Üzerinden 31 yıl geçen katliamı, köye ilk giden Özgür Gündem Gazetesi çalışanı İbrahim Baran’dan dinledik. Baran, katliama dair şunları paylaştı: “Köyde ikamet eden Hacı Mehmet Şişman, bir hafta önce yardım ve yataklık yaptığı gerekçesiyle jandarma tarafından gözaltına alındı. Bırakıldığı gün, kendisi için ilçe merkezine gelen kardeşleri ve köylülerle beraber bayram alışverişlerini yaptıktan sonra komşu köyün minibüsüyle dönüş yoluna çıktılar. Ana yolu geçtikten sonra minibüsün önü Renault marka beyaz bir otomobil tarafından kesiliyor. Aracın içinden çıkan 5 kişi, köylüleri yolun kenarında bulunan boş bir araziye götürüyor. Herhangi bir konuşma gerçekleşmeksizin aralarında iki çocuk, bayram namazı için köye gelen imamın da olduğu 13 kişi katlediliyor.

 

Karukan (Sütlü) köyü

 

Köylüler taranmış

Bêriye giden kadınlar gelen silah seslerinden köyde bir çatışmanın yaşandığını düşünüyor. Olay yerine geldiklerinde ise katledilen 13 kişi ile karşılaşıyorlar. Bir gün sonra, bayram sabahı, olay yerine gittik. İlk giden kişilerden biriyim. Vardığımızda cenazeler hala yerdeydi. Ne olduğundan tam olarak haberimiz yoktu, bir vahşetle karşılaştık. Katledilen 13 köylünün vücudunda onlarca mermi izi vardı. Vücutları parçalanmıştı. Karşılaştığımız manzara bize köylülerin tarandığını gösteriyordu.

O vahşeti unutmadım

Taramadan kaçmak isteyen 12 yaşında bir çocuk biraz ileride, kayalıkların orada vurulmuştu. Diğerlerinin göğüs kısmında oluşan büyük açıklıklar bu çocuğun da sırtında oluşmuştu. Bir gazeteci olarak 90’lı yıllarda çok fazla katliam ve faili meçhule tanık oldum, ancak bu çok ayrı bir şeydi. Aradan geçen zamana rağmen hiç unutmadım.” 

Tek tanık susturuldu

İlk şoku atlattıktan sonra olayı gören bir tanık aradık ve bulduk da. Katliamın yaşandığı yerin biraz uzağında hayvanlarını otlatan Sabri adlı bir çoban, yaşananları görüyor. Araçtan inen kişilerin kendisini görmesiyle kendisine de ateş edilmeye başlanıyor. Açılan ateşle 6 koyunu telef olurken 10 koyunu da yaralanıyor. Kendisi ise koyunların arasına saklanarak kurtuluyor. Sabri, olayı bizlere anlattıktan sonra gözaltına alındı. Bırakıldıktan sonra da bir daha ne bizlere ne de kimseye konuştu. Sonra öğrendik ki kendisine gördüklerini unutması için işkence yapılmış, ailesiyle tehdit edilmiş. Katliamdan dolayı bir kişi dahi yargılanmadı.

 

Karukan (Sütlü) köyü

 

Köylerini yaktılar

Cenazelerini defneden köylüler, daha Tetwan merkeze varmadan köydeki evleri, bahçeleri, her şeyleri yakıldı. Köylüler yaşanan katliamdan dolayı uzun süre köylerine gelemedi. Son yıllarda dönüşler başlasa da köylüler hala yaşamlarını o günlerin acısıyla sürdürüyor. 

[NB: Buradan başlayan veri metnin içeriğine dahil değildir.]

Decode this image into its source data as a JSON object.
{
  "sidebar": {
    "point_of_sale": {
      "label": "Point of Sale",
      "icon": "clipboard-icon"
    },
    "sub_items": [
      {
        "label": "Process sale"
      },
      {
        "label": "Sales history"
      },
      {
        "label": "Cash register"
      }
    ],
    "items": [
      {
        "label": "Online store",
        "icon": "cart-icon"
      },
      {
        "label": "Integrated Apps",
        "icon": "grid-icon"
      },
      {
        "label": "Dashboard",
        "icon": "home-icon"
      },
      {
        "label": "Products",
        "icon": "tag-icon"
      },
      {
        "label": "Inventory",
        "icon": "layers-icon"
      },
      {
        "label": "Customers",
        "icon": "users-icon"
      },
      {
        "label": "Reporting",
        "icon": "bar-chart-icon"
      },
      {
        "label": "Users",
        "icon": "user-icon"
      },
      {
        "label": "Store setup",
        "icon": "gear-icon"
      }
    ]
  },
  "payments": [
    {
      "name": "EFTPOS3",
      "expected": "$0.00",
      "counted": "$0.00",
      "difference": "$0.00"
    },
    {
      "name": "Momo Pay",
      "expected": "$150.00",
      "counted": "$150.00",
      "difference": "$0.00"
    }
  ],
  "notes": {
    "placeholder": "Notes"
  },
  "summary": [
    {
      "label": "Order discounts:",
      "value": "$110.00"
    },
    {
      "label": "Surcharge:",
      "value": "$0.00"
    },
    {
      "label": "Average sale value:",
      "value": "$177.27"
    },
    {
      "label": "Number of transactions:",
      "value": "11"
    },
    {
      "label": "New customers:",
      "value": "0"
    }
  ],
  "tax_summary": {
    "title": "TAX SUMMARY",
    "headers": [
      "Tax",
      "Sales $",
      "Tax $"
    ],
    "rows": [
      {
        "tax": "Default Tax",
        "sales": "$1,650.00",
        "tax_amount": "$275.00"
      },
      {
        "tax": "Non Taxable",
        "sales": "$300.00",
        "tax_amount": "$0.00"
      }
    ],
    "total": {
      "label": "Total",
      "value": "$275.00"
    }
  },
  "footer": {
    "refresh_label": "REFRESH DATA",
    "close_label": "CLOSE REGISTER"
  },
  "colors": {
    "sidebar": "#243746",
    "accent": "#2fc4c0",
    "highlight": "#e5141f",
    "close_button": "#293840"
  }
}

Aynı aileden 8 kişi katledildi! 

Katliamda yaşamını yitiren 13 köylünün isimleri ise şöyle: Dönemin RP İl Genel Meclis Üyesi İmam Hikmetullah Diksin (55), Hacı Mehmet Şişman (70), Ahmet Şişman (36), Mahmut Şişman (33), Adil Şişman (30), İbrahim Işık (32), Mahmut Üzer (35), Abdullah Özbaş (35), Yaşar Alayumat (27), Mehmet Ali Şili (80), Kemal Şili (18), Mahmut Güreş (12) ve Aziz Taşoğlu (45).